IRAQ Insurgents kill Kurdish official



Dozens of other fatalities were reported throughout Iraq.
BAGHDAD, Iraq (AP) -- Insurgents assassinated a Kurdish member of parliament, and police found 20 bodies shot to death and dumped in the Tigris River north of the capital, where there was no major violence Sunday for the first time in five days.
Faris Nasir Hussein, a member of the Patriotic Union of Kurdistan party, was killed along with his brother and their driver in an ambush 50 miles north of Baghdad. A second Kurdish lawmaker, Haidar Shanoun, was wounded in the attack near the town of Dujail.

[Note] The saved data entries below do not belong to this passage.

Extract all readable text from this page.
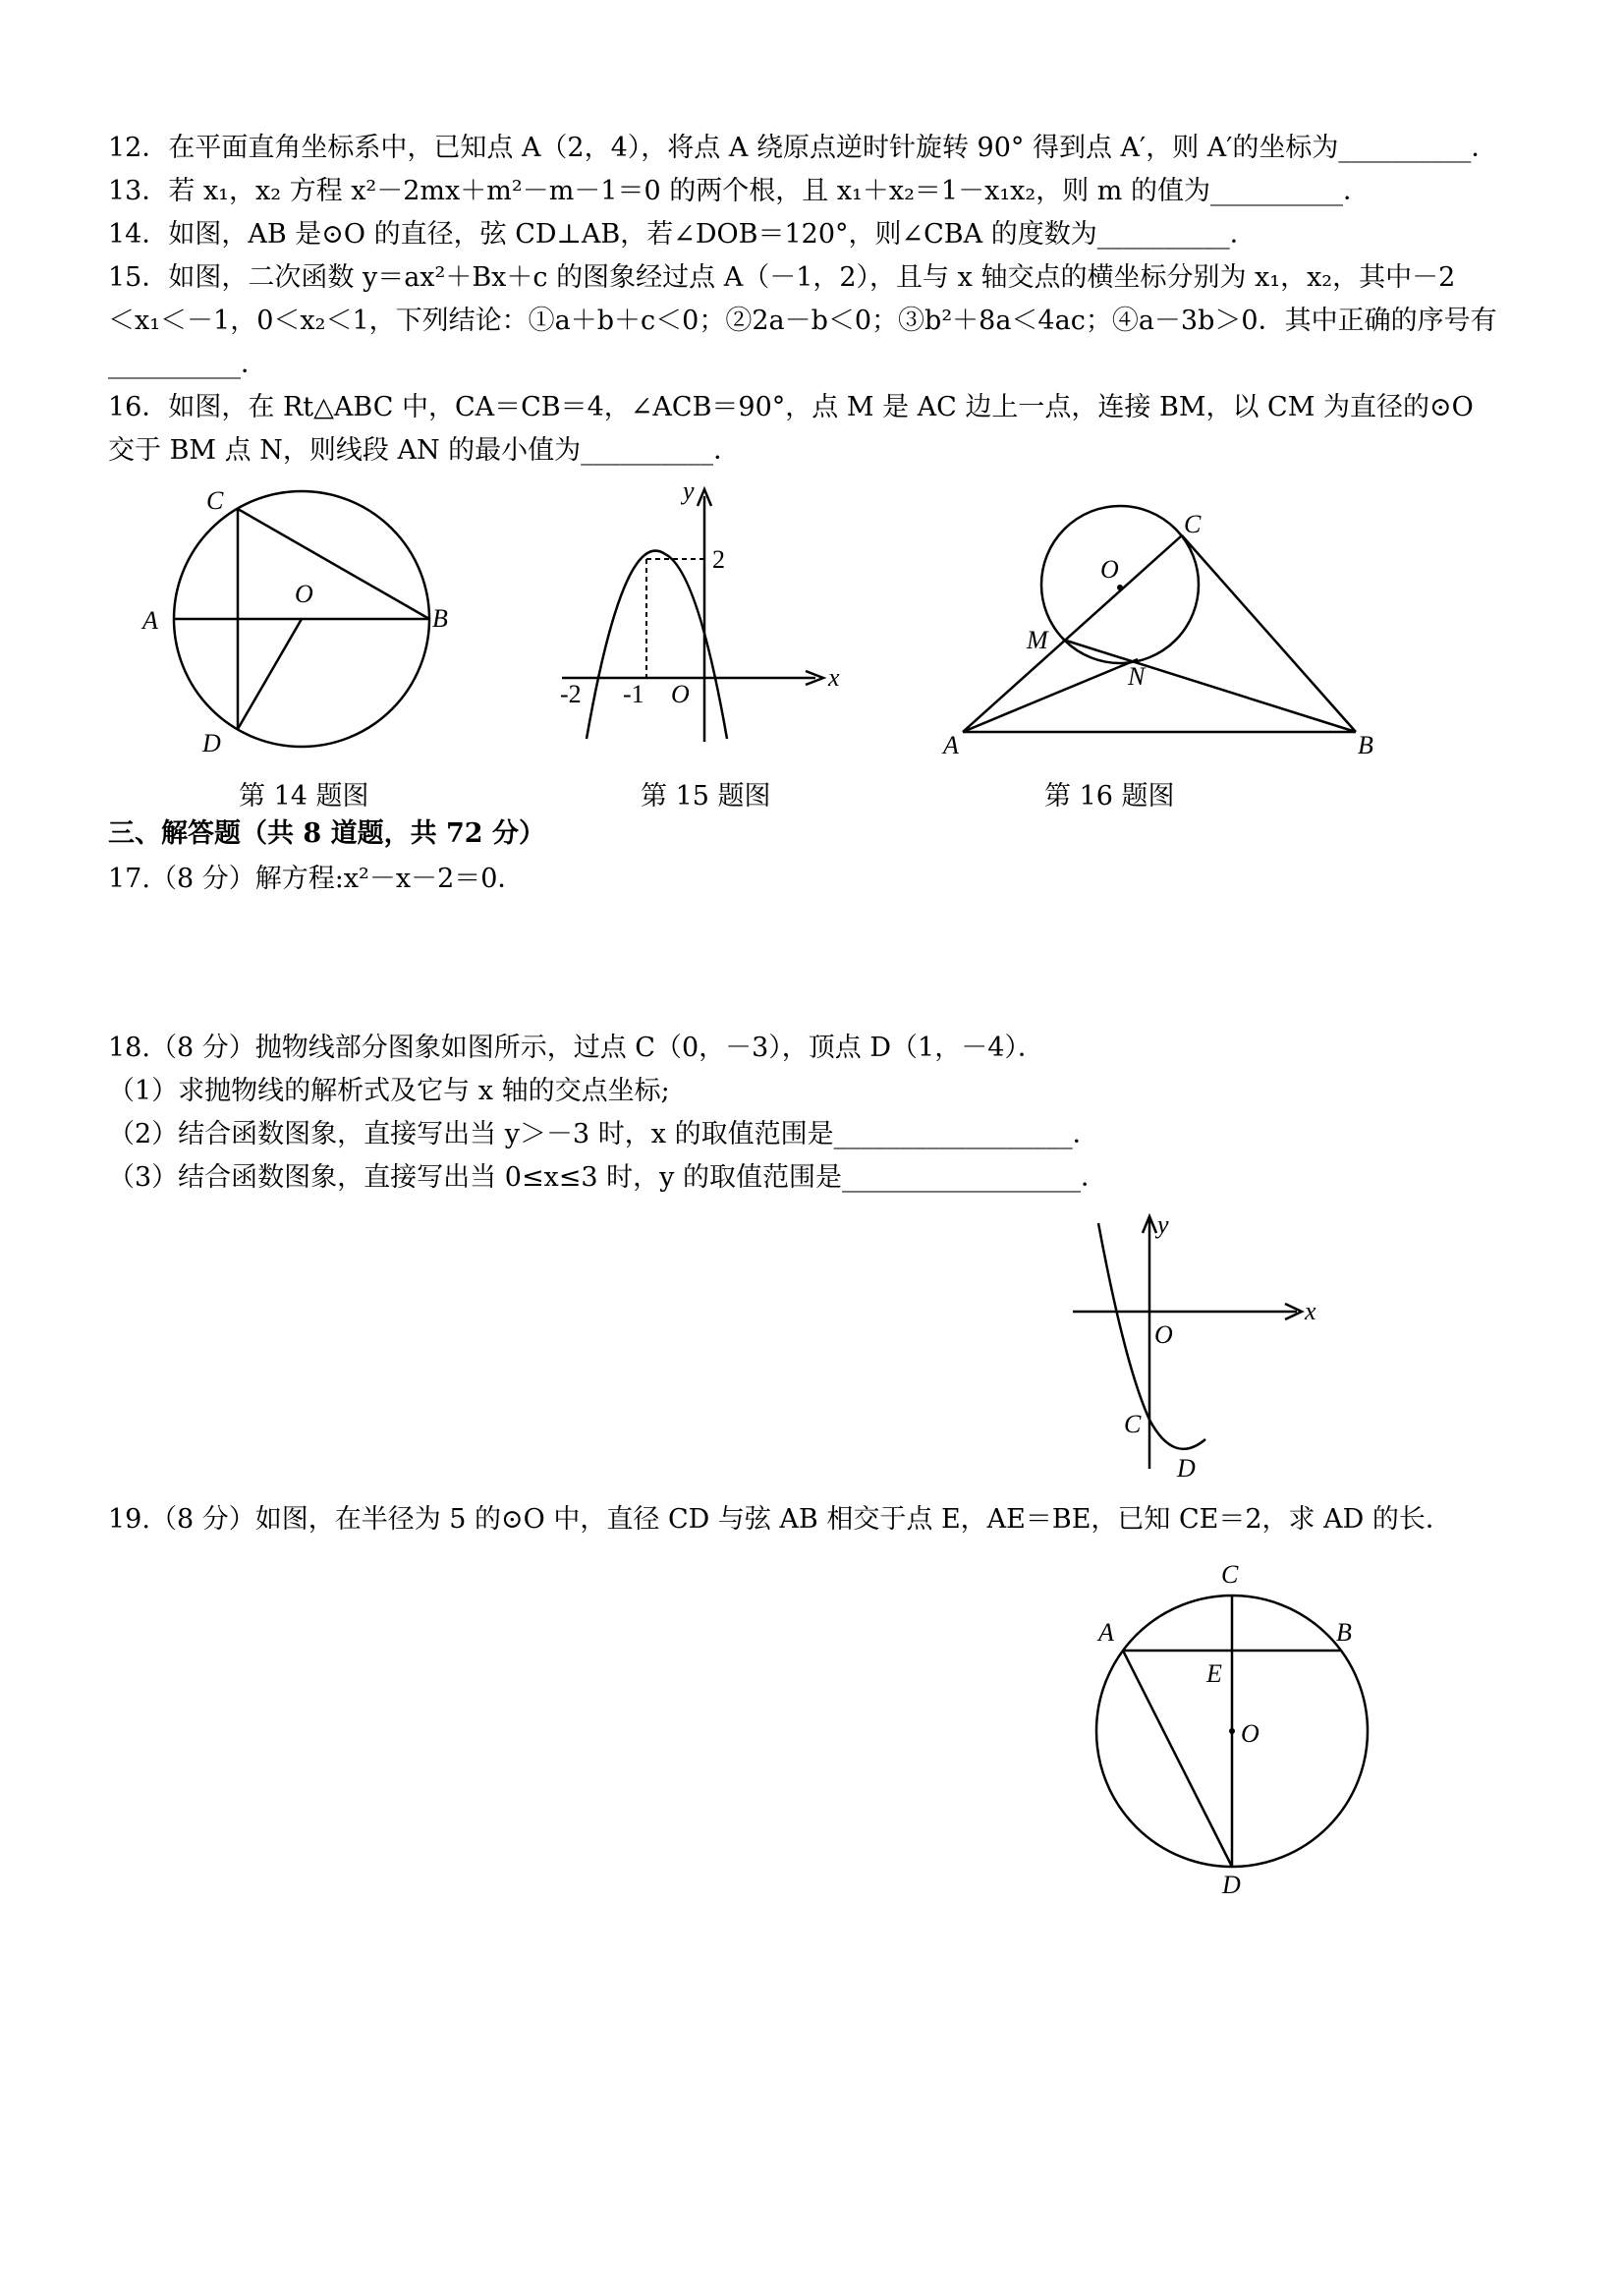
12．在平面直角坐标系中，已知点 A（2，4），将点 A 绕原点逆时针旋转 90° 得到点 A′，则 A′的坐标为__________．
13．若 x₁，x₂ 方程 x²－2mx＋m²－m－1＝0 的两个根，且 x₁＋x₂＝1－x₁x₂，则 m 的值为__________．
14．如图，AB 是⊙O 的直径，弦 CD⊥AB，若∠DOB＝120°，则∠CBA 的度数为__________．
15．如图，二次函数 y＝ax²＋Bx＋c 的图象经过点 A（－1，2），且与 x 轴交点的横坐标分别为 x₁，x₂，其中－2
＜x₁＜－1，0＜x₂＜1，下列结论：①a＋b＋c＜0；②2a－b＜0；③b²＋8a＜4ac；④a－3b＞0．其中正确的序号有
__________．
16．如图，在 Rt△ABC 中，CA＝CB＝4，∠ACB＝90°，点 M 是 AC 边上一点，连接 BM，以 CM 为直径的⊙O
交于 BM 点 N，则线段 AN 的最小值为__________．
C
A
O
B
D
y
2
x
-2 -1 O
C
O
M
N
A	B
第 14 题图	第 15 题图	第 16 题图
三、解答题（共 8 道题，共 72 分）
17.（8 分）解方程:x²－x－2＝0．
18.（8 分）抛物线部分图象如图所示，过点 C（0，－3），顶点 D（1，－4）．
（1）求抛物线的解析式及它与 x 轴的交点坐标;
（2）结合函数图象，直接写出当 y＞－3 时，x 的取值范围是__________________．
（3）结合函数图象，直接写出当 0≤x≤3 时，y 的取值范围是__________________．
y
x
O
C
D
19.（8 分）如图，在半径为 5 的⊙O 中，直径 CD 与弦 AB 相交于点 E，AE＝BE，已知 CE＝2，求 AD 的长．
C
A	B
E
O
D
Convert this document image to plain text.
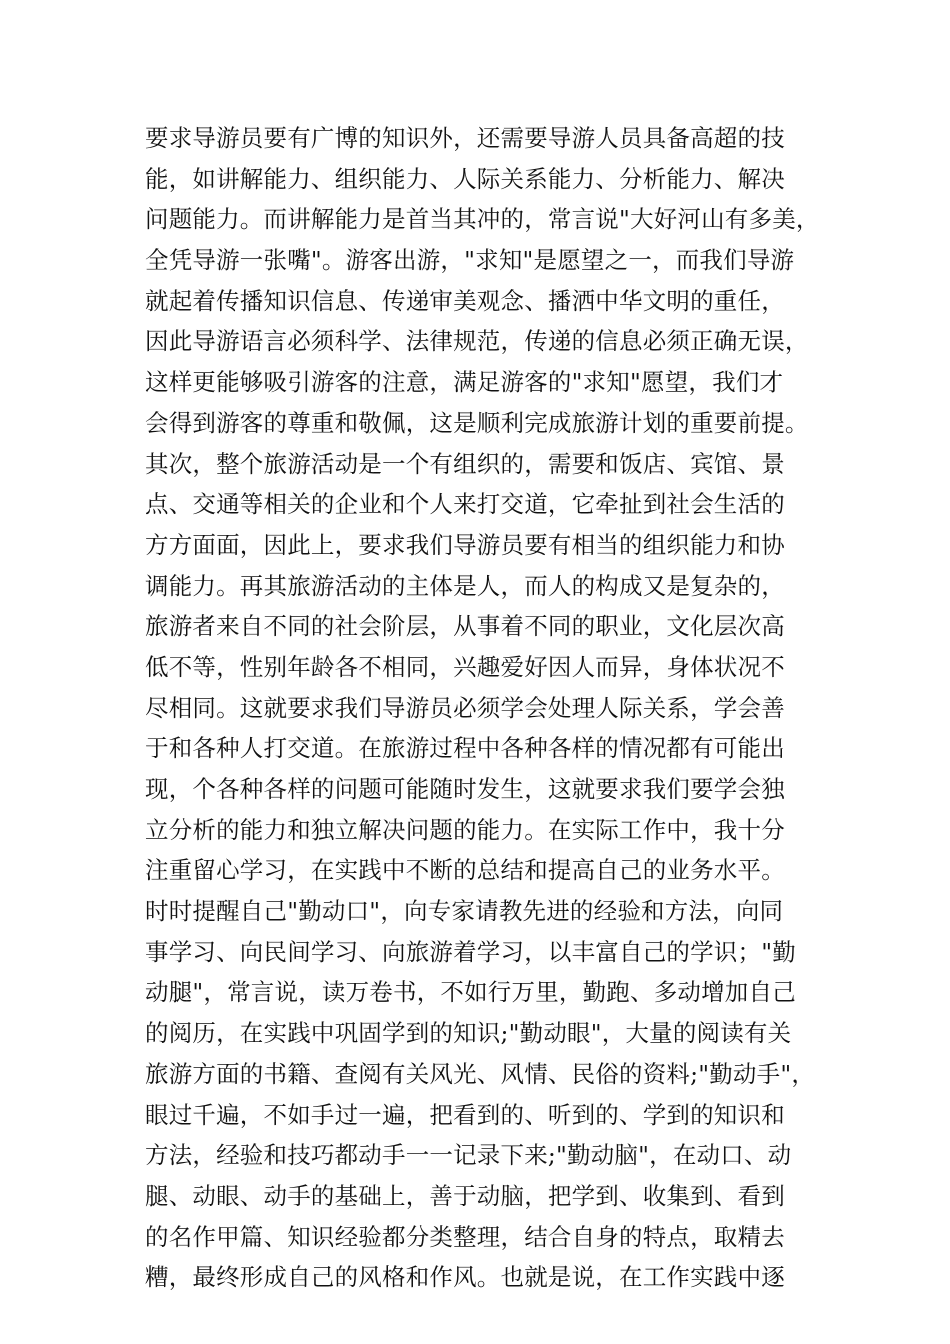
要求导游员要有广博的知识外，还需要导游人员具备高超的技
能，如讲解能力、组织能力、人际关系能力、分析能力、解决
问题能力。而讲解能力是首当其冲的，常言说"大好河山有多美，
全凭导游一张嘴"。游客出游，"求知"是愿望之一，而我们导游
就起着传播知识信息、传递审美观念、播洒中华文明的重任，
因此导游语言必须科学、法律规范，传递的信息必须正确无误，
这样更能够吸引游客的注意，满足游客的"求知"愿望，我们才
会得到游客的尊重和敬佩，这是顺利完成旅游计划的重要前提。
其次，整个旅游活动是一个有组织的，需要和饭店、宾馆、景
点、交通等相关的企业和个人来打交道，它牵扯到社会生活的
方方面面，因此上，要求我们导游员要有相当的组织能力和协
调能力。再其旅游活动的主体是人，而人的构成又是复杂的，
旅游者来自不同的社会阶层，从事着不同的职业，文化层次高
低不等，性别年龄各不相同，兴趣爱好因人而异，身体状况不
尽相同。这就要求我们导游员必须学会处理人际关系，学会善
于和各种人打交道。在旅游过程中各种各样的情况都有可能出
现，个各种各样的问题可能随时发生，这就要求我们要学会独
立分析的能力和独立解决问题的能力。在实际工作中，我十分
注重留心学习，在实践中不断的总结和提高自己的业务水平。
时时提醒自己"勤动口"，向专家请教先进的经验和方法，向同
事学习、向民间学习、向旅游着学习，以丰富自己的学识；"勤
动腿"，常言说，读万卷书，不如行万里，勤跑、多动增加自己
的阅历，在实践中巩固学到的知识;"勤动眼"，大量的阅读有关
旅游方面的书籍、查阅有关风光、风情、民俗的资料;"勤动手"，
眼过千遍，不如手过一遍，把看到的、听到的、学到的知识和
方法，经验和技巧都动手一一记录下来;"勤动脑"，在动口、动
腿、动眼、动手的基础上，善于动脑，把学到、收集到、看到
的名作甲篇、知识经验都分类整理，结合自身的特点，取精去
糟，最终形成自己的风格和作风。也就是说，在工作实践中逐
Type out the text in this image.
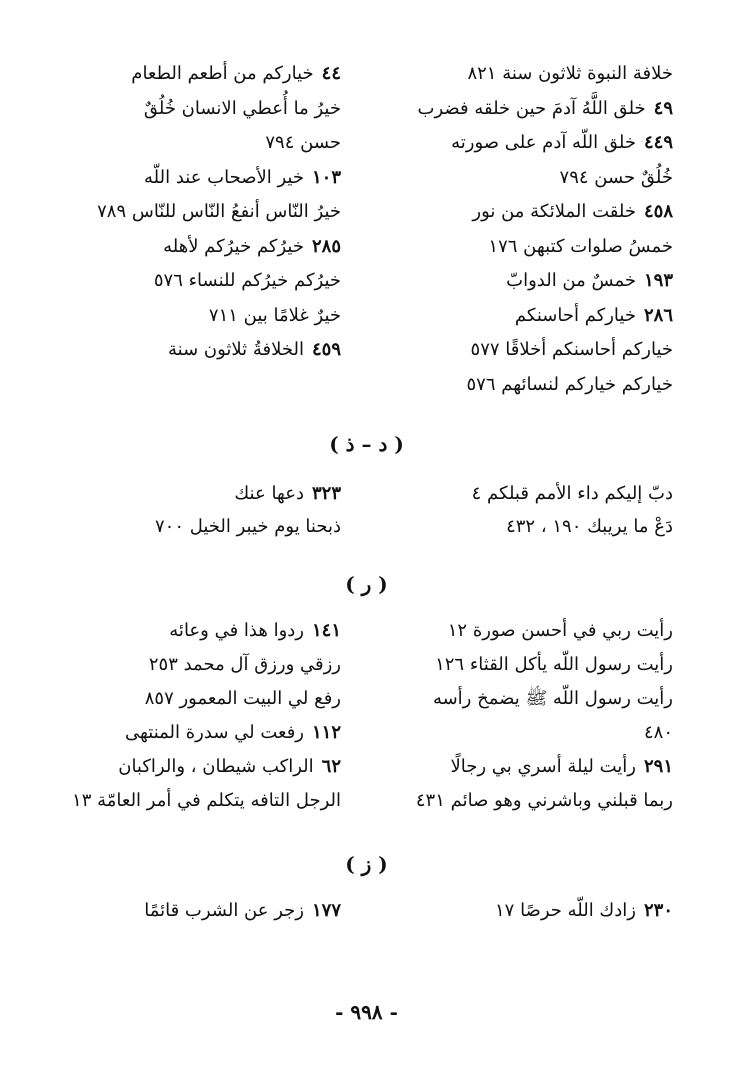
خلافة النبوة ثلاثون سنة ٨٢١
٤٩خلق اللَّهُ آدمَ حين خلقه فضرب
٤٤٩خلق اللّه آدم على صورته
خُلُقٌ حسن ٧٩٤
٤٥٨خلقت الملائكة من نور
خمسُ صلوات كتبهن ١٧٦
١٩٣خمسٌ من الدوابّ
٢٨٦خياركم أحاسنكم
خياركم أحاسنكم أخلاقًا ٥٧٧
خياركم خياركم لنسائهم ٥٧٦
دبّ إليكم داء الأمم قبلكم ٤
دَعْ ما يريبك ١٩٠ ، ٤٣٢
رأيت ربي في أحسن صورة ١٢
رأيت رسول اللّه يأكل القثاء ١٢٦
رأيت رسول اللّه ﷺ يضمخ رأسه
٤٨٠
٢٩١رأيت ليلة أسري بي رجالًا
ربما قبلني وباشرني وهو صائم ٤٣١
٢٣٠زادك اللّه حرصًا ١٧
٤٤خياركم من أطعم الطعام
خيرُ ما أُعطي الانسان خُلُقٌ
حسن ٧٩٤
١٠٣خير الأصحاب عند اللّه
خيرُ النّاس أنفعُ النّاس للنّاس ٧٨٩
٢٨٥خيرُكم خيرُكم لأهله
خيرُكم خيرُكم للنساء ٥٧٦
خيرٌ غلامًا بين ٧١١
٤٥٩الخلافةُ ثلاثون سنة
٣٢٣دعها عنك
ذبحنا يوم خيبر الخيل ٧٠٠
١٤١ردوا هذا في وعائه
رزقي ورزق آل محمد ٢٥٣
رفع لي البيت المعمور ٨٥٧
١١٢رفعت لي سدرة المنتهى
٦٢الراكب شيطان ، والراكبان
الرجل التافه يتكلم في أمر العامّة ١٣
١٧٧زجر عن الشرب قائمًا
( د – ذ )
( ر )
( ز )
- ٩٩٨ -
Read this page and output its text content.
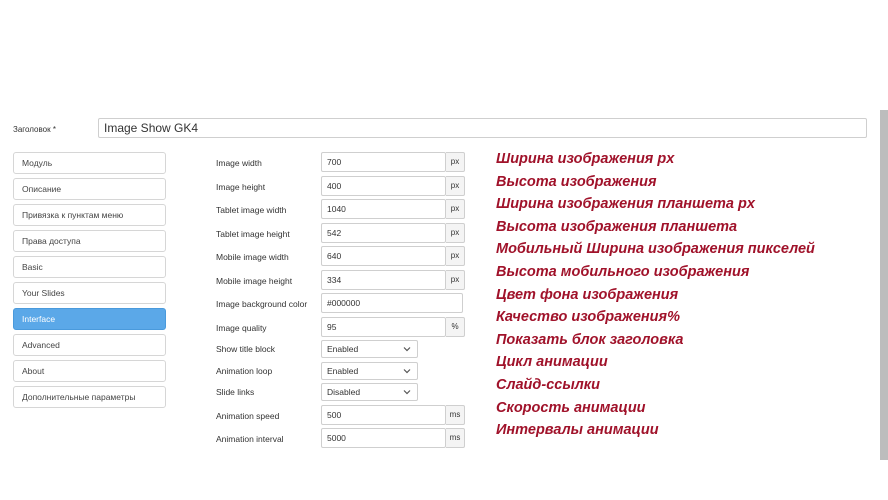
Заголовок *	Image Show GK4
Модуль
Описание
Привязка к пунктам меню
Права доступа
Basic
Your Slides
Interface
Advanced
About
Дополнительные параметры
Image width	700	px
Image height	400	px
Tablet image width	1040	px
Tablet image height	542	px
Mobile image width	640	px
Mobile image height	334	px
Image background color	#000000
Image quality	95	%
Show title block	Enabled
Animation loop	Enabled
Slide links	Disabled
Animation speed	500	ms
Animation interval	5000	ms
Ширина изображения px
Высота изображения
Ширина изображения планшета px
Высота изображения планшета
Мобильный Ширина изображения пикселей
Высота мобильного изображения
Цвет фона изображения
Качество изображения%
Показать блок заголовка
Цикл анимации
Слайд-ссылки
Скорость анимации
Интервалы анимации
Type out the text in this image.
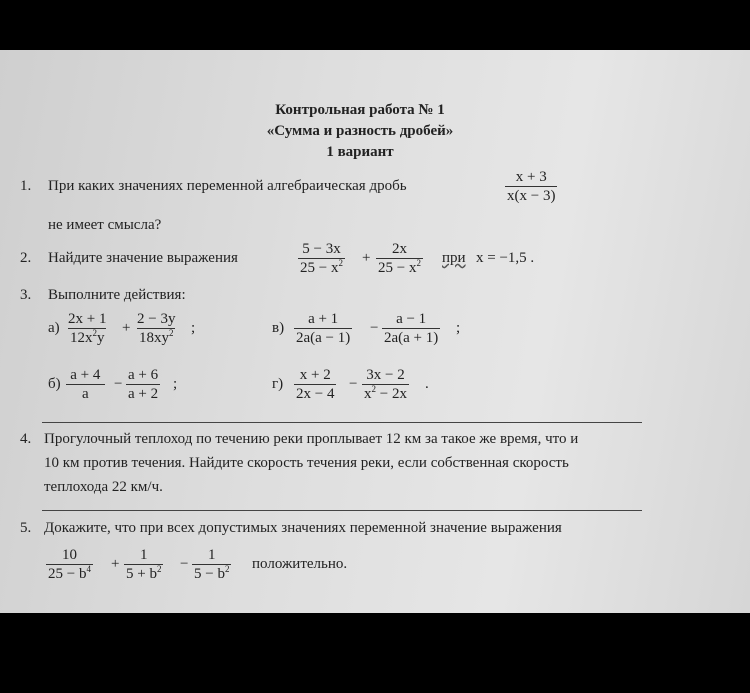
Контрольная работа № 1
«Сумма и разность дробей»
1 вариант
1. При каких значениях переменной алгебраическая дробь	$\frac{x + 3}{x(x - 3)}$
не имеет смысла?
2. Найдите значение выражения	$\frac{5 - 3x}{25 - x^2} + \frac{2x}{25 - x^2}$ при x = −1,5 .
3. Выполните действия:
$а) \frac{2x + 1}{12x^2y} + \frac{2 - 3y}{18xy^2}$ ;	$в) \frac{a + 1}{2a(a - 1)} - \frac{a - 1}{2a(a + 1)}$ ;
$б) \frac{a + 4}{a} - \frac{a + 6}{a + 2}$ ;	$г) \frac{x + 2}{2x - 4} - \frac{3x - 2}{x^2 - 2x}$ .
4. Прогулочный теплоход по течению реки проплывает 12 км за такое же время, что и
10 км против течения. Найдите скорость течения реки, если собственная скорость
теплохода 22 км/ч.
5. Докажите, что при всех допустимых значениях переменной значение выражения
$\frac{10}{25 - b^4} + \frac{1}{5 + b^2} - \frac{1}{5 - b^2}$ положительно.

Police and PUK officials said the men were killed Saturday night as they drove to the capital for Sunday's session of the legislature which signed off on minor amendments to Iraq's draft constitution and delivered it to the United Nations for printing. The United Nations will distribute 5 million copies in advance of the Oct. 15 referendum.
Lawmakers sat for a moment of silence to honor their dead comrade.
"The terrorists have launched a war of aggression against all Iraqis, [but] we are up to it," said Deputy Speaker Hussain al-Shahristani.
Deaths reported
Authorities reported finding two dozen more bodies Sunday, men shot to death in the apparent ongoing tit-for-tat killings between Sunni and Shiite death squads.
Four of the dead were found handcuffed and shot in east Baghdad. Twenty more were dragged from the Tigris River near Balad, a city 50 miles north of the capital, police reported.
The U.S. military said a soldier was killed in a roadside bombing while on patrol near Al Asad Air Base in a violent insurgent-infested region near the Syrian border. The dead soldier was assigned to the 56th Brigade Combat Team.
The death count rose to at least 1,899 members of the U.S. military who havedied since the beginning of the Iraq war in March 2003, according to an Associated Press count.